- Abbreviation: PPP
- President: Roy Ryan A. Rigor II
- Sector(s) represented: Fisherfolk
- Founded: December 20, 2019; 6 years ago
- COMELEC accreditation: November 30, 2023; 2 years ago
- Headquarters: Davao City
- Colors: Red, Blue
- Slogan: Ato ni Bai

Current representation (20th Congress);
- Seats in the House of Representatives: 1 / 3 (Out of 63 party-list seats)
- Representative(s): Harold Duterte

Website
- www.pwersangpilipinongpandagat.com

= Puwersa ng Pilipinong Pandagat =

Philippine sectoral organization representing fisherfolks

Puwersa ng Pilipinong Pandagat (PPP; lit. 'Filipino maritime force') is a political organization seeking party-list representation in the House of Representatives of the Philippines. The seek to represent the interest of fisherfolks and is aligned with the Duterte family.

==History==
Puwersa ng Pilipinong Pandagat was established as an advocacy group on December 20, 2019 in Davao City as a response to the 2019 Davao del Sur earthquake. It was founded by a group led by Roy Ryan II A. Rigor, PPP's eventual president. PPP was then granted accreditation by the Commission on Election as a sectoral organization on November 30, 2023.

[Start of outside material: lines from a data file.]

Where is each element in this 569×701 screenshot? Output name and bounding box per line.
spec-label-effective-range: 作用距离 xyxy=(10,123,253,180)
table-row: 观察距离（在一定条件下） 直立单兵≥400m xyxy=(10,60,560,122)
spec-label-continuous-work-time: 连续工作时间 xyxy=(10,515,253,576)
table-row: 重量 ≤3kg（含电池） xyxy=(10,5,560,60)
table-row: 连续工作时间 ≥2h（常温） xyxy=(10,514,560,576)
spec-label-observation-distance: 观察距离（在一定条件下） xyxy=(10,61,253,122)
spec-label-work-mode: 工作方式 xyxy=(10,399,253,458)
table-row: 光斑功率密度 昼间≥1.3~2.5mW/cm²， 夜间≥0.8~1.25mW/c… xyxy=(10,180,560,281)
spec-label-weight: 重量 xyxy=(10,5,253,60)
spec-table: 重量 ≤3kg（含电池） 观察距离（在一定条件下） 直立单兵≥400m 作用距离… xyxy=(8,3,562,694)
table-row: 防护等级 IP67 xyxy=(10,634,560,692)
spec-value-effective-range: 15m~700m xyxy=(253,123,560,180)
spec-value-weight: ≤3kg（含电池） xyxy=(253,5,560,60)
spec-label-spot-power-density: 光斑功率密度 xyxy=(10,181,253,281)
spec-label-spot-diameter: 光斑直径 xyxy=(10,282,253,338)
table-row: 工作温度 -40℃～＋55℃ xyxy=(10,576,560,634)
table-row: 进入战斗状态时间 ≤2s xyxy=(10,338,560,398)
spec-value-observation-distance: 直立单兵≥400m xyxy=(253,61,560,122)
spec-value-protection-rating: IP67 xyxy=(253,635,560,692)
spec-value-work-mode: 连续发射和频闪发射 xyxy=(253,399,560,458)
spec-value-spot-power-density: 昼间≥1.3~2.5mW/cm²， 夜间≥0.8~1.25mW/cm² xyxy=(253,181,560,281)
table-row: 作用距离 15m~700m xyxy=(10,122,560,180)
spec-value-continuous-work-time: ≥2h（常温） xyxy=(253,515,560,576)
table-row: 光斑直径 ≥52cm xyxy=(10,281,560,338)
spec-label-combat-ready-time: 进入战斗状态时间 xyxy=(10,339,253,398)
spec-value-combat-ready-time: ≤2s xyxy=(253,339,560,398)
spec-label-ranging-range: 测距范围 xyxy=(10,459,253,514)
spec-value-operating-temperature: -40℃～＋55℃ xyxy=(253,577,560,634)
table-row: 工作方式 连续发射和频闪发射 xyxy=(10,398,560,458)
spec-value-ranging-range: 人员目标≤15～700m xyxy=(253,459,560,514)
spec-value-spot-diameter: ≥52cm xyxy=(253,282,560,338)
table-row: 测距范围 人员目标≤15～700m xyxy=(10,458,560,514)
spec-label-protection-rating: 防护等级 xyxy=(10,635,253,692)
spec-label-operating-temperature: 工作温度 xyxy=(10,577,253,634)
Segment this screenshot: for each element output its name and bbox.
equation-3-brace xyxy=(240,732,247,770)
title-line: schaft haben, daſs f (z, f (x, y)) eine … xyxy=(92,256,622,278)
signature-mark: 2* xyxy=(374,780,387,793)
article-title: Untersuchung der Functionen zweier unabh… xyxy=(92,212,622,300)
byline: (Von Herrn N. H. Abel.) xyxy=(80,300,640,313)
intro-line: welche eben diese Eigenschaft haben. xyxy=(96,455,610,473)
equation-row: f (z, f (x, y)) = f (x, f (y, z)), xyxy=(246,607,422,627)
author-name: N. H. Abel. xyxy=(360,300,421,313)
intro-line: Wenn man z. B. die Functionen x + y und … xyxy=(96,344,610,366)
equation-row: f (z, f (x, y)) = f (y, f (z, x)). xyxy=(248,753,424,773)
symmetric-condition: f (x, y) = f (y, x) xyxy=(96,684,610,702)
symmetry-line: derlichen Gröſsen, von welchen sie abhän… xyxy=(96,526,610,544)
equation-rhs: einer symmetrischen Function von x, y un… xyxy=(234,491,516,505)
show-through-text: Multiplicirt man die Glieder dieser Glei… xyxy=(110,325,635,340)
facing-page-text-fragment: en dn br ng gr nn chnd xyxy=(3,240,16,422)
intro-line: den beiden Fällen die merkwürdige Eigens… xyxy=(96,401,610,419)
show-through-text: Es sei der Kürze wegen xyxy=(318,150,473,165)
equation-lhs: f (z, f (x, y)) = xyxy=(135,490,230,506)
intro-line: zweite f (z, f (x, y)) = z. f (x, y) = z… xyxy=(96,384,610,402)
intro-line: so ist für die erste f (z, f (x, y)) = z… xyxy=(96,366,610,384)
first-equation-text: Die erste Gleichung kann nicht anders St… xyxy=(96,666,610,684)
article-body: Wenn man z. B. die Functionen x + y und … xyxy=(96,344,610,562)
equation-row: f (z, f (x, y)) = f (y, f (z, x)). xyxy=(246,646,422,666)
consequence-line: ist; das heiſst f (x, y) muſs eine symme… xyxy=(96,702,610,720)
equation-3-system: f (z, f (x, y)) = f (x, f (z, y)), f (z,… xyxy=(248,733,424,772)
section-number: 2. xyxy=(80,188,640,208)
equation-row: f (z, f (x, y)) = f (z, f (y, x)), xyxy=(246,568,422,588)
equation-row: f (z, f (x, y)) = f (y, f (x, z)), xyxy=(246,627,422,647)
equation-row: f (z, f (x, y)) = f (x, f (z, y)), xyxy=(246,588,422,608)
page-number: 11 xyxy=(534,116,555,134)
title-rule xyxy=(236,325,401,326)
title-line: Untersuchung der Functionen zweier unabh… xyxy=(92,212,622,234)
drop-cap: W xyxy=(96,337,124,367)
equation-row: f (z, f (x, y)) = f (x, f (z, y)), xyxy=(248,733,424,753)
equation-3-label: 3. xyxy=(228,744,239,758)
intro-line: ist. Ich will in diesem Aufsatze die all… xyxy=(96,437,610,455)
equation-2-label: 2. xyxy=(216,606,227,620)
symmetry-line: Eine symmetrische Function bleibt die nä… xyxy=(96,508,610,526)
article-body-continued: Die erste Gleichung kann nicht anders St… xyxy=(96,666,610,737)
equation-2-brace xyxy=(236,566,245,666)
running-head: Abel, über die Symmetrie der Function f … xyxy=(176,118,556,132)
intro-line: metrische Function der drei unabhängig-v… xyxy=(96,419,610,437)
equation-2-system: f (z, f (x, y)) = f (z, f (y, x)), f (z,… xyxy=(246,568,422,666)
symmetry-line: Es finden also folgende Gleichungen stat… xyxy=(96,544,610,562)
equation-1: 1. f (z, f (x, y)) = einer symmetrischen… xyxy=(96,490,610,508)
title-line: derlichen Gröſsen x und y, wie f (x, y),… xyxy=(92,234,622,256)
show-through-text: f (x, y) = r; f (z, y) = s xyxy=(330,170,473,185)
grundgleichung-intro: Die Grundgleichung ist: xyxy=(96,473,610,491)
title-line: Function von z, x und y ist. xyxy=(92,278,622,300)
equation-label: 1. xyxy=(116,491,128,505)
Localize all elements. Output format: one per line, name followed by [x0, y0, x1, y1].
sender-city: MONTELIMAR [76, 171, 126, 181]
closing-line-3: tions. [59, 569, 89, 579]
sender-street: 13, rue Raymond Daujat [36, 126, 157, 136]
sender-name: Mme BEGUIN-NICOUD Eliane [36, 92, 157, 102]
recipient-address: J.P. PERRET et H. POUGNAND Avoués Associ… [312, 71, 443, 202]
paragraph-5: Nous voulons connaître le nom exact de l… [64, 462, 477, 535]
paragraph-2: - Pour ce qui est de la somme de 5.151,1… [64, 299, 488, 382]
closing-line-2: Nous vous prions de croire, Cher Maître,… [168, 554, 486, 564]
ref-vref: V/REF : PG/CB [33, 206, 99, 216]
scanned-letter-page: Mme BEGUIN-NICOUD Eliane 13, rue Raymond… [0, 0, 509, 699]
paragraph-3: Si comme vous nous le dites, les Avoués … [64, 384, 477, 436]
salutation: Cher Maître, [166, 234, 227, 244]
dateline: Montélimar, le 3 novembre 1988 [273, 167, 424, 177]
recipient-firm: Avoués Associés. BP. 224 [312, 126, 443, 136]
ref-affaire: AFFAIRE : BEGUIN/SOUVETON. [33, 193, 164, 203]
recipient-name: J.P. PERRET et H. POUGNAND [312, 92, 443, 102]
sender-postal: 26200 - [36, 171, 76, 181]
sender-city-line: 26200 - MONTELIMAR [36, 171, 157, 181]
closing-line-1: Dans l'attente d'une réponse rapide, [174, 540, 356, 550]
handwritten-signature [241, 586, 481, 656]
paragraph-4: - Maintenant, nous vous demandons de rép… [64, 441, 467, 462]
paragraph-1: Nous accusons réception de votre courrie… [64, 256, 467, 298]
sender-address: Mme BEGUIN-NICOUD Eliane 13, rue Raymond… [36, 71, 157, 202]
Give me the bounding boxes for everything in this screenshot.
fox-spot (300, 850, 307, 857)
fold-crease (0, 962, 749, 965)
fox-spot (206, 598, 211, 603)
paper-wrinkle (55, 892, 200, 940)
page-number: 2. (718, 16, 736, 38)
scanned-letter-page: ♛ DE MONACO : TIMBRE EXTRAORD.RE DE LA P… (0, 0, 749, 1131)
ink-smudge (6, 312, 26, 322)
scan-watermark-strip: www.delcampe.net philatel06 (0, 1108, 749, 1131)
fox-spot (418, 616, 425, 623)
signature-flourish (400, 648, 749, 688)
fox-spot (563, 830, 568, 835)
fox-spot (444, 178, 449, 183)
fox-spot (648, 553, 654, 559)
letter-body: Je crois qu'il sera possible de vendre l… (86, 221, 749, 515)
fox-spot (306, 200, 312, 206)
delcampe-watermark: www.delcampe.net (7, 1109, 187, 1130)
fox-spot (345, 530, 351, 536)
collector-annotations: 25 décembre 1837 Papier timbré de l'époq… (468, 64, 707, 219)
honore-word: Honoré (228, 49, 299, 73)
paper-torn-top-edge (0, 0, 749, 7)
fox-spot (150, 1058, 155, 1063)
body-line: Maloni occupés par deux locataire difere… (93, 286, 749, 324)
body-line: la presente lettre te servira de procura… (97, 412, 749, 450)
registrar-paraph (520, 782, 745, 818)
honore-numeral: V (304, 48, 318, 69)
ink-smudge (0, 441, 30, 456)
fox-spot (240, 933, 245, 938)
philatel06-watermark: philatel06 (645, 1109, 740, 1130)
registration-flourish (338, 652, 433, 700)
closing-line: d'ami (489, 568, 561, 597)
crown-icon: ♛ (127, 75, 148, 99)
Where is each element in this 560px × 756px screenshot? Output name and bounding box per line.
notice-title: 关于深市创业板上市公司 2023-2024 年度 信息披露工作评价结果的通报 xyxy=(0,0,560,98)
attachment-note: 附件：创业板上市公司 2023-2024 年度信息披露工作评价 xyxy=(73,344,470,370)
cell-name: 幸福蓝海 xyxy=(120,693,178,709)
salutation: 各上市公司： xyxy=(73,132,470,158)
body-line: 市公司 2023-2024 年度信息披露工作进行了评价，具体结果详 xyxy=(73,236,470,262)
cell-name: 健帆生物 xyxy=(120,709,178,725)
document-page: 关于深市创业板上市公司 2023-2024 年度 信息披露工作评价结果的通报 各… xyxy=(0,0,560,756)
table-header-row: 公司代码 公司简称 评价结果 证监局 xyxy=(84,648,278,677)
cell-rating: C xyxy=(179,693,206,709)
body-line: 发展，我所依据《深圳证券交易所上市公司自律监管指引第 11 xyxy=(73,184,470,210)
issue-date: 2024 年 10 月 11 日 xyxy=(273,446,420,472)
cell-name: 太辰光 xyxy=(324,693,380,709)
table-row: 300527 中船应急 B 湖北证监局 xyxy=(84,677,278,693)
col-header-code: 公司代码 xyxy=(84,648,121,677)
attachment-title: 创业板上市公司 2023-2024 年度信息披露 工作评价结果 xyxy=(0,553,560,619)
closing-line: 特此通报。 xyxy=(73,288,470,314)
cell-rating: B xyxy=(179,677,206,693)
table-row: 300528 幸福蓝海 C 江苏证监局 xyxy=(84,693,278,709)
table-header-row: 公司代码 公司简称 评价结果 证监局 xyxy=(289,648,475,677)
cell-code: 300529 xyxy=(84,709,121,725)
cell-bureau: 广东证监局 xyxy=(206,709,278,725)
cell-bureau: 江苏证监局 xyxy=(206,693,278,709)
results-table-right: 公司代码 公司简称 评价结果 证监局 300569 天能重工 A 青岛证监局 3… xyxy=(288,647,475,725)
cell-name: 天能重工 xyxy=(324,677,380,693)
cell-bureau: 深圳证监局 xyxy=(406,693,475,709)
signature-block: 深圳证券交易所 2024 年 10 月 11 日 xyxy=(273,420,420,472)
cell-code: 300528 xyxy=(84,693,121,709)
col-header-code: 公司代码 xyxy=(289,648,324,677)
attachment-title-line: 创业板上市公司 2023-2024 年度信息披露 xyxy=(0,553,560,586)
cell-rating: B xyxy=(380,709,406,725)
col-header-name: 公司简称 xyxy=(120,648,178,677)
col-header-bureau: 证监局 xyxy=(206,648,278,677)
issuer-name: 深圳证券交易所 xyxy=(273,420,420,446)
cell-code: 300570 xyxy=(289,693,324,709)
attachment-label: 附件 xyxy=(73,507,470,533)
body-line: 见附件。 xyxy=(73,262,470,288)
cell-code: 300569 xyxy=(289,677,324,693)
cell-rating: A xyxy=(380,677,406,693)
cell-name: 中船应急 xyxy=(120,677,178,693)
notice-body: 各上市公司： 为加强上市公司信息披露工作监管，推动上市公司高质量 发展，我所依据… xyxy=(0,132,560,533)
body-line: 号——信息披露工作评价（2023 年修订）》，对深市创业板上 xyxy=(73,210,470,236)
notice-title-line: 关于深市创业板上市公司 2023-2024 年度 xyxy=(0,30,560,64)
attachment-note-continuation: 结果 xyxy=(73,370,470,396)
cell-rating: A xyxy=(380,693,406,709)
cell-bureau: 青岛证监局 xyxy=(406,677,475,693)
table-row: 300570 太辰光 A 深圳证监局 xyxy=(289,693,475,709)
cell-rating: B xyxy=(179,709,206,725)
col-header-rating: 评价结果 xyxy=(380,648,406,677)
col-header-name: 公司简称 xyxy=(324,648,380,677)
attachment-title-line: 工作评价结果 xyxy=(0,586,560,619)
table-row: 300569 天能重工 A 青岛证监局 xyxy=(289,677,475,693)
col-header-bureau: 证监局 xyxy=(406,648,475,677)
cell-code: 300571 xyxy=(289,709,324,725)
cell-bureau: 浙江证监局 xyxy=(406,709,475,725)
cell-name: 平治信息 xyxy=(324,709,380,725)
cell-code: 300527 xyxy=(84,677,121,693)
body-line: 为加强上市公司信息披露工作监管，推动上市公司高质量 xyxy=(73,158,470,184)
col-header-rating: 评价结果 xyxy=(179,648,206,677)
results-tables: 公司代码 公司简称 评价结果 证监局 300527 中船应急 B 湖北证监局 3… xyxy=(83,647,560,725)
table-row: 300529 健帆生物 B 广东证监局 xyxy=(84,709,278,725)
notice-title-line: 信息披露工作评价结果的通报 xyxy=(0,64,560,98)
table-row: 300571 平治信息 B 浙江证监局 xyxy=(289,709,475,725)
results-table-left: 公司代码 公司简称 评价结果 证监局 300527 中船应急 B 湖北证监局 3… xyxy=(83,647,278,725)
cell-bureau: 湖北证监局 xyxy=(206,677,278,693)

PPP contested at the 2025 election. Naming fisherfolks as the sector they represent, PPP are backed by the Duterte political family including former president Rodrigo Duterte and vice president Sara Duterte. The first nominee is Harold Duterte, a cousin of Sara Matthew Bryan Lim, the second nominee is an ally of Paolo Duterte.

==Electoral performance==

| Election | Votes | % | Seats |
|---|---|---|---|
| 2025 | 575,762 | 1.37 | 1 / 63 |

== Representatives to Congress ==

| Period | Representative |
| 20th Congress 2025–2028 | Harold Duterte |
Note: A party-list group, can win a maximum of three seats in the House of Representatives.